Au fil des événements
 

26 mai 2005

   

Université Laval

Sucre virtuel

L'aspartame produit le même effet que le sucre chez les diabétiques qui s'adonnent à une activité physique

par Jean Hamann

Même si elle n'est pas un sucre, l'aspartame ne met pas les personnes diabétiques qui pratiquent une activité physique à l'abri des variations du taux de glucose sanguin qui peuvent conduire à l'hypoglycémie. En fait, ce produit imite tellement bien le sucre de table qu'il parvient à berner non seulement les papilles gustatives, mais également le système qui contrôle le taux de glucose sanguin (glycémie). C'est ce que démontrent les travaux que l'étudiante-chercheuse Annie Ferland a réalisés avec Paul Poirier, Simone Lemieux, Jean Bergeron, Ginette Turbide, Lison Fournier et Josée Bergeron. L'étude menée par cette équipe sur l'aspartame a fait l'objet d'une présentation le 13 mai lors de la Journée scientifique du Centre de recherche de l'Hôpital Laval.
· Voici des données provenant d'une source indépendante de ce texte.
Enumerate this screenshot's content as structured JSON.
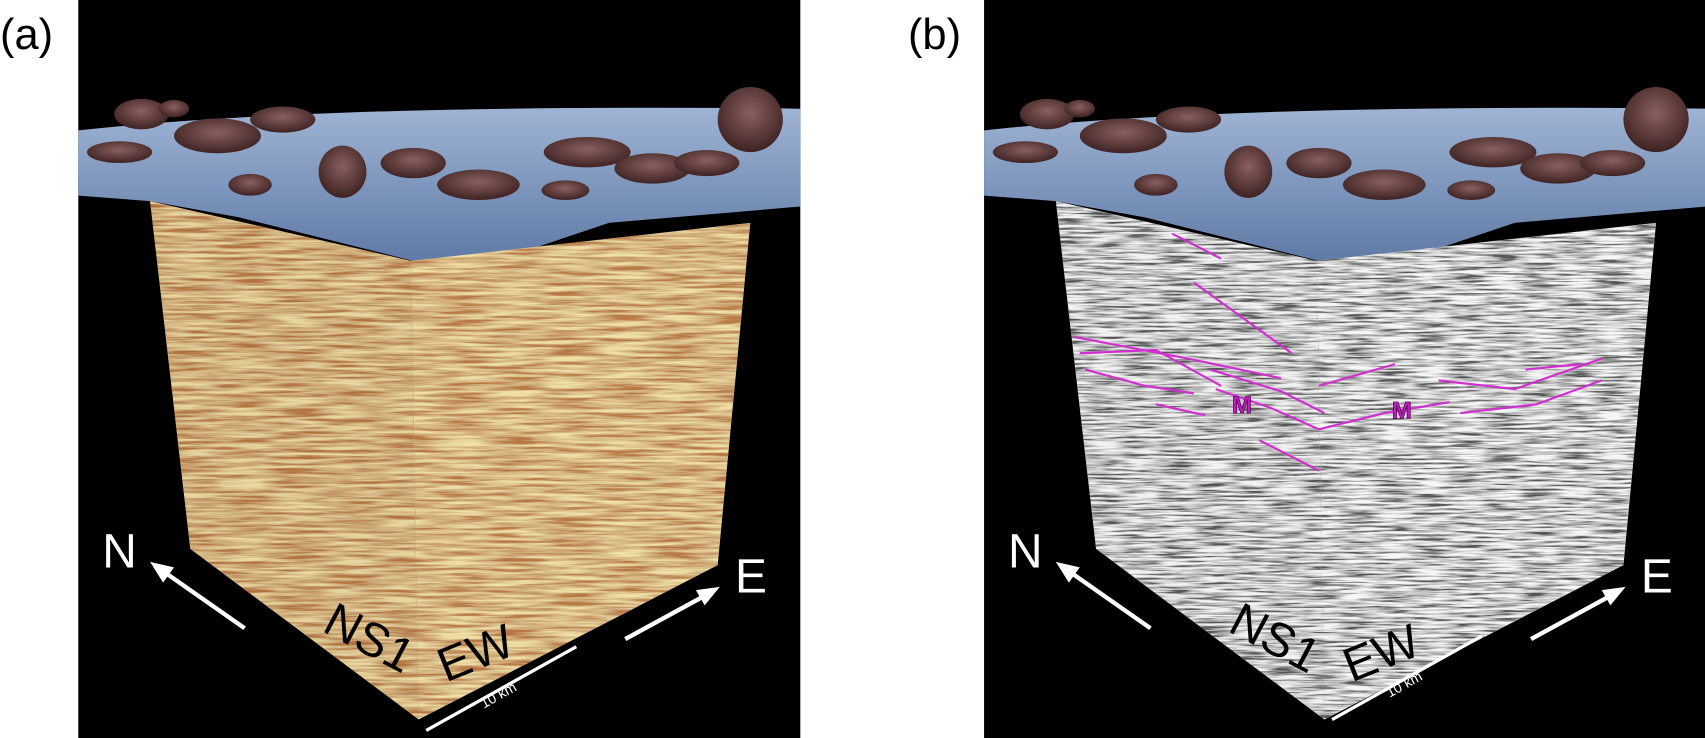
{
  "panels": [
    {
      "label": "(a)",
      "north": "N",
      "east": "E",
      "section_ns": "NS1",
      "section_ew": "EW",
      "scale": "10 km"
    },
    {
      "label": "(b)",
      "north": "N",
      "east": "E",
      "section_ns": "NS1",
      "section_ew": "EW",
      "scale": "10 km",
      "markers": [
        "M",
        "M"
      ]
    }
  ]
}
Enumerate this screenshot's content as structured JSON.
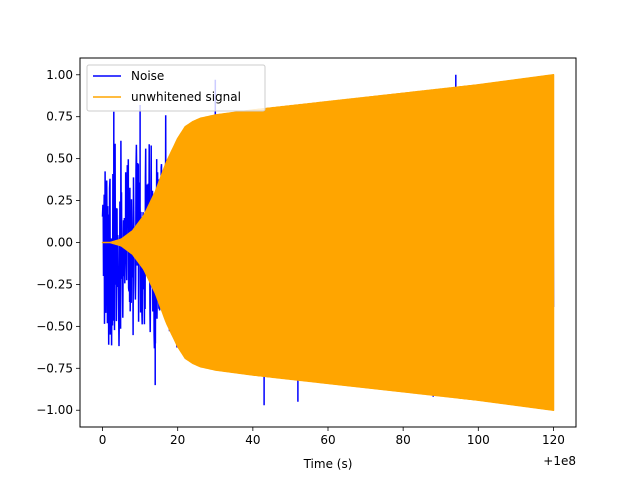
{
  "chart_data": {
    "type": "line",
    "title": "",
    "xlabel": "Time (s)",
    "ylabel": "",
    "x_offset_label": "+1e8",
    "xlim": [
      -6,
      126
    ],
    "ylim": [
      -1.1,
      1.1
    ],
    "x_ticks": [
      0,
      20,
      40,
      60,
      80,
      100,
      120
    ],
    "x_tick_labels": [
      "0",
      "20",
      "40",
      "60",
      "80",
      "100",
      "120"
    ],
    "y_ticks": [
      -1.0,
      -0.75,
      -0.5,
      -0.25,
      0.0,
      0.25,
      0.5,
      0.75,
      1.0
    ],
    "y_tick_labels": [
      "−1.00",
      "−0.75",
      "−0.50",
      "−0.25",
      "0.00",
      "0.25",
      "0.50",
      "0.75",
      "1.00"
    ],
    "grid": false,
    "legend_position": "top-left",
    "series": [
      {
        "name": "Noise",
        "color": "#0000ff",
        "x_range": [
          0,
          120
        ],
        "amplitude_range": [
          -0.97,
          1.0
        ],
        "peaks": [
          {
            "x": 3,
            "y": 0.78
          },
          {
            "x": 10,
            "y": 0.82
          },
          {
            "x": 14,
            "y": -0.85
          },
          {
            "x": 30,
            "y": 0.97
          },
          {
            "x": 43,
            "y": -0.97
          },
          {
            "x": 52,
            "y": -0.95
          },
          {
            "x": 63,
            "y": 0.8
          },
          {
            "x": 94,
            "y": 1.0
          },
          {
            "x": 88,
            "y": -0.92
          }
        ]
      },
      {
        "name": "unwhitened signal",
        "color": "#ffa500",
        "x_range": [
          0,
          120
        ],
        "envelope": {
          "x": [
            0,
            2,
            5,
            8,
            11,
            14,
            17,
            20,
            22,
            24,
            26,
            30,
            40,
            60,
            80,
            100,
            120
          ],
          "y": [
            0.0,
            0.0,
            0.02,
            0.07,
            0.16,
            0.3,
            0.48,
            0.62,
            0.69,
            0.72,
            0.74,
            0.76,
            0.79,
            0.84,
            0.89,
            0.94,
            1.0
          ]
        }
      }
    ]
  }
}
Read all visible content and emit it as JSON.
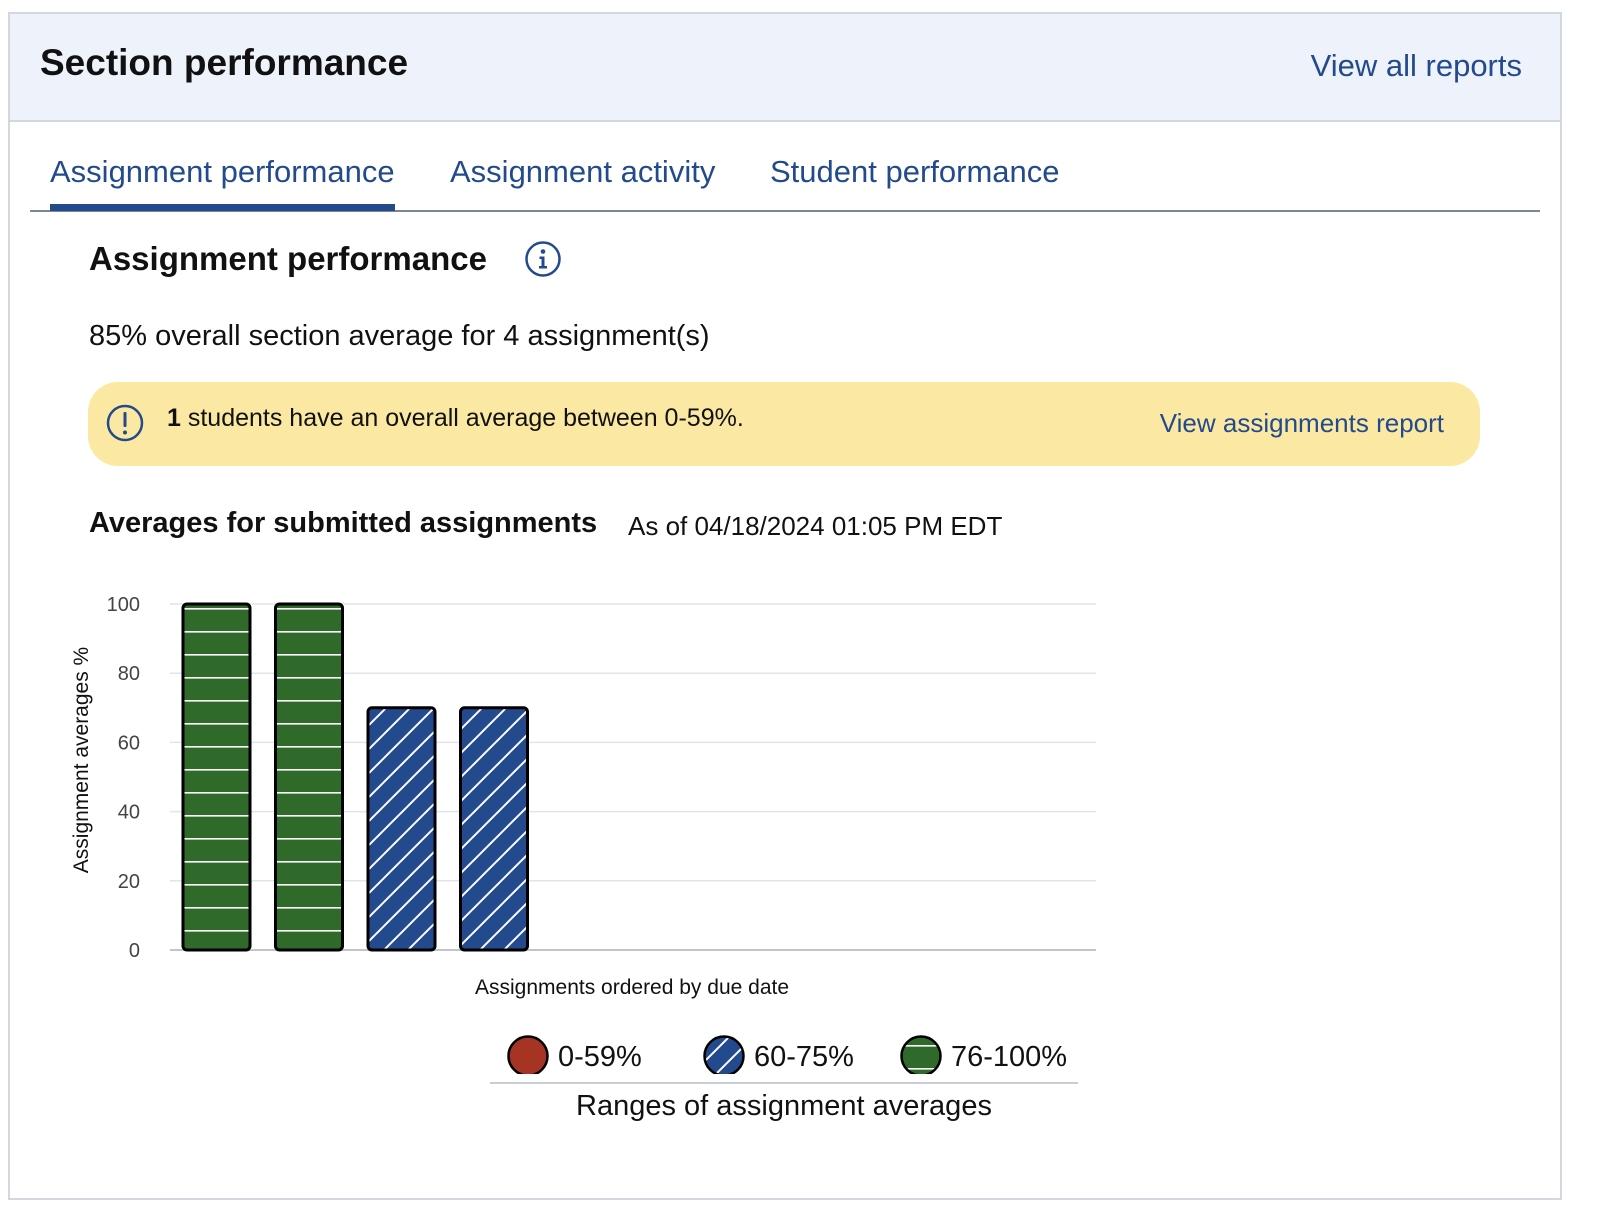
{
  "header": {
    "title": "Section performance",
    "view_all_label": "View all reports"
  },
  "tabs": [
    {
      "label": "Assignment performance",
      "active": true
    },
    {
      "label": "Assignment activity",
      "active": false
    },
    {
      "label": "Student performance",
      "active": false
    }
  ],
  "main": {
    "section_title": "Assignment performance",
    "info_icon": "info-icon",
    "overall_text": "85% overall section average for 4 assignment(s)",
    "alert": {
      "icon": "exclamation-circle-icon",
      "count": "1",
      "text": " students have an overall average between 0-59%.",
      "link_label": "View assignments report"
    },
    "chart_heading": "Averages for submitted assignments",
    "chart_timestamp": "As of 04/18/2024 01:05 PM EDT",
    "legend_caption": "Ranges of assignment averages"
  },
  "colors": {
    "low": "#a63424",
    "mid": "#234a8c",
    "high": "#2f6a2a",
    "link": "#234a8c",
    "alert_bg": "#fbe9a3"
  },
  "chart_data": {
    "type": "bar",
    "categories": [
      "",
      "",
      "",
      ""
    ],
    "values": [
      100,
      100,
      70,
      70
    ],
    "range_index": [
      2,
      2,
      1,
      1
    ],
    "ylim": [
      0,
      100
    ],
    "yticks": [
      0,
      20,
      40,
      60,
      80,
      100
    ],
    "xlabel": "Assignments ordered by due date",
    "ylabel": "Assignment averages %",
    "grid": true,
    "legend": {
      "title": "Ranges of assignment averages",
      "placement": "bottom",
      "entries": [
        {
          "label": "0-59%",
          "color": "#a63424",
          "pattern": "solid"
        },
        {
          "label": "60-75%",
          "color": "#234a8c",
          "pattern": "diagonal"
        },
        {
          "label": "76-100%",
          "color": "#2f6a2a",
          "pattern": "horizontal"
        }
      ]
    }
  }
}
Les chercheurs savent depuis plusieurs années que, chez les diabétiques de type 2, la pratique d'une activité physique après un repas induit de plus fortes variations de la glycémie qu'une séance d'exercices effectuée à jeun. Dans les deux premières heures qui suivent un repas, la glycémie des diabétiques s'élève - surtout si les aliments consommés sont riches en sucres - et elle redescend rapidement s'il y a activité physique. "Plus la glycémie atteint un niveau élevé, plus les risques subséquents d'hypoglycémie induit par l'exercice augmentent", explique Annie Ferland.

Les aliments qui contiennent des succédanés du sucre comme l'aspartame provoquent-ils eux aussi ces montagnes russes glycémiques? Pour en avoir le coeur net, les chercheurs ont invité dix sujets diabétiques à une séance d'entraînement de 60 minutes sur ergocycle. Cette séance se déroulait à jeun ou deux heures après un repas sucré avec du sucrose (sucre de table) ou de l'aspartame. Même si le contenu calorifique du plat contenant de l'aspartame était 20 % plus faible que celui sucré au sucrose, les deux repas ont provoqué une hausse similaire de la glycémie, suivie par une baisse rapide coïncidant avec le début de la séance d'exercices. De leur côté, les sujets à jeun n'ont pas subi de variations significatives de glycémie. "Nous avons été surpris par nos propres résultats, admet Annie Ferland. Comme l'aspartame n'est pas un sucre et comme le plat contenant de l'aspartame avait un indice glycémique moins élevé, nous ne pensions pas provoquer une réaction similaire au sucrose chez nos sujets."

Le cerveau réagit à un repas contenant de l'aspartame comme s'il s'agissait de sucre, constate l'étudiante-chercheuse de la Faculté de pharmacie. Pourtant, l'aspartame est une petite protéine constituée de deux acides aminés. Il faut de 160 à 220 fois moins d'aspartame que de sucre pour produire un goût sucré équivalent, de sorte que la contribution de cet édulcorant aux calories contenues dans les boissons et les aliments est à peu près nulle. L'une des recommandations nutritionnelles faites aux diabétiques consiste justement à remplacer le sucre par un substitut comme l'aspartame; environ 65 % des diabétiques respectent d'ailleurs cette consigne.

Quelles leçons faut-il tirer de cette étude? "Nos résultats réaffirment l'efficacité de la pratique régulière de l'activité physique comme moyen de contrôle de la glycémie, constate d'abord Annie Ferland. Ils démontrent aussi que la pratique de l'activité physique à jeun ne pose pas de problème pour le contrôle de la glycémie. Pour ce qui est de l'exercice après un repas, les personnes diabétiques doivent savoir que leur glycémie risque de baisser rapidement, surtout si elle est élevée au départ, si l'exercice est vigoureux et si le diabète est sévère. L'important est d'anticiper ce qui peut se produire et de ne pas croire que l'aspartame peut prémunir des variations importantes de glycémie." Les chercheurs ignorent pour l'instant si les autres succédanés du sucre produisent le même effet que l'aspartame chez les sujets diabétiques actifs.